Bug 2190013

Summary: OpenCV 4.7.0 + -Wp,-D_GLIBCXX_ASSERTIONS seems to break DNN functionality
Product: [Fedora] Fedora Reporter: Jens Georg <mail>
Component: opencvAssignee: Nicolas Chauvet (kwizart) <kwizart>
Status: CLOSED ERRATA QA Contact: Fedora Extras Quality Assurance <extras-qa>
Severity: medium Docs Contact:
Priority: unspecified    
Version: 38CC: hhorak, jkucera, jridky, karlthered, klember, kwizart, sergio
Target Milestone: ---Keywords: Desktop, Reopened
Target Release: ---   
Hardware: x86_64   
OS: Linux   
Whiteboard:
Fixed In Version: opencv-4.7.0-9.fc39 opencv-4.7.0-9.fc38 Doc Type: If docs needed, set a value
Doc Text:
Story Points: ---
Clone Of: Environment:
Last Closed: 2023-06-22 02:26:31 UTC Type: ---
Regression: --- Mount Type: ---
Documentation: --- CRM:
Verified Versions: Category: ---
oVirt Team: --- RHEL 7.3 requirements from Atomic Host:
Cloudforms Team: --- Target Upstream Version:
Embargoed:

Description Jens Georg 2023-04-26 19:33:20 UTC
Trying to use face recognition with Shotwell on Fedora 38, I get

/usr/include/c++/12/bits/stl_vector.h:1123: std::vector<_Tp, _Alloc>::reference std::vector<_Tp, _Alloc>::operator[](size_type) [with _Tp = float; _Alloc = std::allocator<float>; reference = float&; size_type = long unsigned int]: Assertion '__n < this->size()' failed.
/usr/include/c++/12/bits/stl_vector.h:1123: std::vector<_Tp, _Alloc>::reference std::vector<_Tp, _Alloc>::operator[](size_type) [with _Tp = float; _Alloc = std::allocator<float>; reference = float&; size_type = long unsigned int]: Assertion '__n < this->size()' failed.

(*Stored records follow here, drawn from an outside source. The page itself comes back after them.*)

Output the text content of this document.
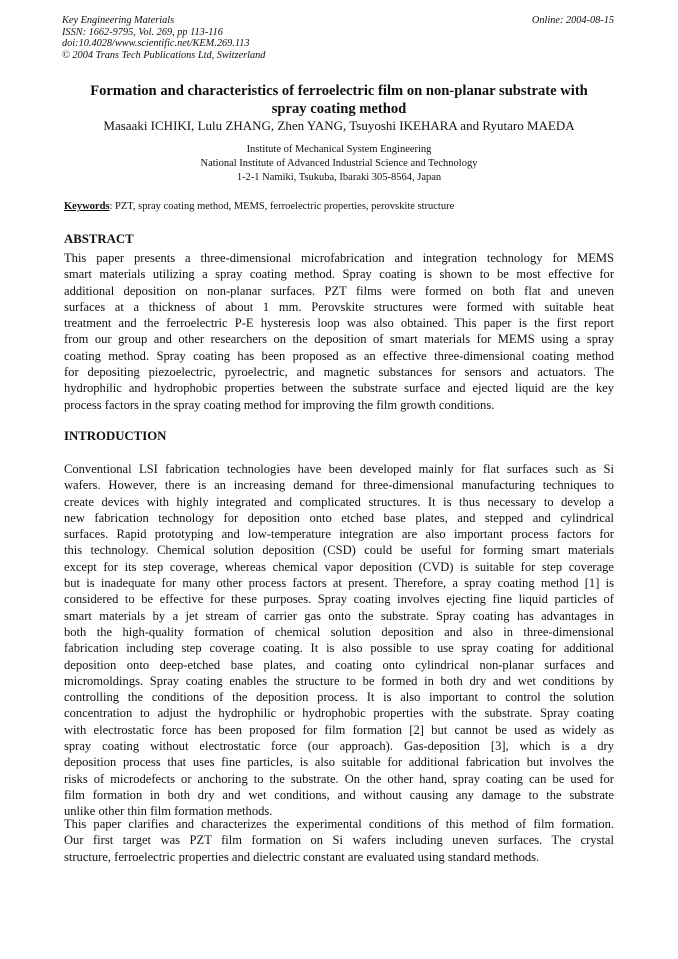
Key Engineering Materials
ISSN: 1662-9795, Vol. 269, pp 113-116
doi:10.4028/www.scientific.net/KEM.269.113
© 2004 Trans Tech Publications Ltd, Switzerland
Online: 2004-08-15
Formation and characteristics of ferroelectric film on non-planar substrate with
spray coating method
Masaaki ICHIKI, Lulu ZHANG, Zhen YANG, Tsuyoshi IKEHARA and Ryutaro MAEDA
Institute of Mechanical System Engineering
National Institute of Advanced Industrial Science and Technology
1-2-1 Namiki, Tsukuba, Ibaraki 305-8564, Japan
Keywords: PZT, spray coating method, MEMS, ferroelectric properties, perovskite structure
ABSTRACT
This paper presents a three-dimensional microfabrication and integration technology for MEMS
smart materials utilizing a spray coating method. Spray coating is shown to be most effective for
additional deposition on non-planar surfaces. PZT films were formed on both flat and uneven
surfaces at a thickness of about 1 mm. Perovskite structures were formed with suitable heat
treatment and the ferroelectric P-E hysteresis loop was also obtained. This paper is the first report
from our group and other researchers on the deposition of smart materials for MEMS using a spray
coating method. Spray coating has been proposed as an effective three-dimensional coating method
for depositing piezoelectric, pyroelectric, and magnetic substances for sensors and actuators. The
hydrophilic and hydrophobic properties between the substrate surface and ejected liquid are the key
process factors in the spray coating method for improving the film growth conditions.
INTRODUCTION
Conventional LSI fabrication technologies have been developed mainly for flat surfaces such as Si
wafers. However, there is an increasing demand for three-dimensional manufacturing techniques to
create devices with highly integrated and complicated structures. It is thus necessary to develop a
new fabrication technology for deposition onto etched base plates, and stepped and cylindrical
surfaces. Rapid prototyping and low-temperature integration are also important process factors for
this technology. Chemical solution deposition (CSD) could be useful for forming smart materials
except for its step coverage, whereas chemical vapor deposition (CVD) is suitable for step coverage
but is inadequate for many other process factors at present. Therefore, a spray coating method [1] is
considered to be effective for these purposes. Spray coating involves ejecting fine liquid particles of
smart materials by a jet stream of carrier gas onto the substrate. Spray coating has advantages in
both the high-quality formation of chemical solution deposition and also in three-dimensional
fabrication including step coverage coating. It is also possible to use spray coating for additional
deposition onto deep-etched base plates, and coating onto cylindrical non-planar surfaces and
micromoldings. Spray coating enables the structure to be formed in both dry and wet conditions by
controlling the conditions of the deposition process. It is also important to control the solution
concentration to adjust the hydrophilic or hydrophobic properties with the substrate. Spray coating
with electrostatic force has been proposed for film formation [2] but cannot be used as widely as
spray coating without electrostatic force (our approach). Gas-deposition [3], which is a dry
deposition process that uses fine particles, is also suitable for additional fabrication but involves the
risks of microdefects or anchoring to the substrate. On the other hand, spray coating can be used for
film formation in both dry and wet conditions, and without causing any damage to the substrate
unlike other thin film formation methods.
This paper clarifies and characterizes the experimental conditions of this method of film formation.
Our first target was PZT film formation on Si wafers including uneven surfaces. The crystal
structure, ferroelectric properties and dielectric constant are evaluated using standard methods.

This used to work on Fedora 37.

There is a similar ticket to OpenCV, coming from Arch: https://github.com/opencv/opencv/issues/23323

That ticket suggests undefining _GLIBCXX_ASSERTIONS - which I find highly suspicious tbh.

Reproducible: Always

Steps to Reproduce:
1. Compile Shotwell 0.32.0 from source with face detection enabled
2. Import an image with faces
3. Open that image
4. Click on faces
5. Click on "detect faces"
Actual Results:  
Shotwells face detect helper aborts with the assertions mentioned above

Expected Results:  
At least no assertions should happen there. ideally face detection should work as before...

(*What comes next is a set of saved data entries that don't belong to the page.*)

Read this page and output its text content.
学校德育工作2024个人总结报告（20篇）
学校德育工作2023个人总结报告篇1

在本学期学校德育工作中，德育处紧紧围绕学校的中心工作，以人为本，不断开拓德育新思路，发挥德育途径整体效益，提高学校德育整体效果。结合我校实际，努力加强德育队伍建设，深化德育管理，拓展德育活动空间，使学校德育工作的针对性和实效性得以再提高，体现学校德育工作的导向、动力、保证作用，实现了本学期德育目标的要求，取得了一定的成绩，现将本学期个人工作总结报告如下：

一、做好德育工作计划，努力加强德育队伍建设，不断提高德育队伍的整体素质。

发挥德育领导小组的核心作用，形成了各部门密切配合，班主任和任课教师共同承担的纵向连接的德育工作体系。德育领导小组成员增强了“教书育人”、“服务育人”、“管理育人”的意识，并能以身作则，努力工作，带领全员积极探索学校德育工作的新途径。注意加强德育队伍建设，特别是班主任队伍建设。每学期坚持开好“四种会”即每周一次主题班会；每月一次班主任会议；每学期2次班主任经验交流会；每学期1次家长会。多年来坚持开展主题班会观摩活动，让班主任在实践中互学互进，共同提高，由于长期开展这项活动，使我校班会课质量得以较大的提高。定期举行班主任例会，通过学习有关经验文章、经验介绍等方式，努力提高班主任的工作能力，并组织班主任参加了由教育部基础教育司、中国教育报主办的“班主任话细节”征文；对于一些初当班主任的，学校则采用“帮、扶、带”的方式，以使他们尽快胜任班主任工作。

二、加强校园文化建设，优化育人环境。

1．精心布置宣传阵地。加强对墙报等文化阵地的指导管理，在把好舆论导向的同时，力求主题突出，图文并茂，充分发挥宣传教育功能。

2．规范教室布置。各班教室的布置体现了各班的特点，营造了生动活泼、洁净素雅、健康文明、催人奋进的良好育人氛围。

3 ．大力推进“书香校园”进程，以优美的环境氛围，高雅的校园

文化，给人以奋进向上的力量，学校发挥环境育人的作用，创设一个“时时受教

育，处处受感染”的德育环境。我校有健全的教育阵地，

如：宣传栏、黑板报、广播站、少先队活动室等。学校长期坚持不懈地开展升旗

Probably more of an upstream issue - like I mentioned, I find the proposed work-around highly suspicios

Comment 1 Nicolas Chauvet (kwizart) 2023-05-04 14:03:11 UTC
I'm not aware that fedora has opencv with face detection enabled, (patent issue), so I don't get why it would have worked unless a self compiled opencv...

Comment 2 Jens Georg 2023-05-04 16:28:18 UTC
The important part ist DNN, not the face recognition. That just uses the DNN part of OpenCV and that was definitely enabled in F37

Comment 3 Sergio Basto 2023-05-19 00:01:51 UTC
yeah but we don't ship Nonfree algorithms like SIFT and SURF and module/xfeatures2d

Following the upstream issue , I think we can undefined  _GLIBCXX_ASSERTIONS  to fix Shotwell as others did , until upstream fix the bug ...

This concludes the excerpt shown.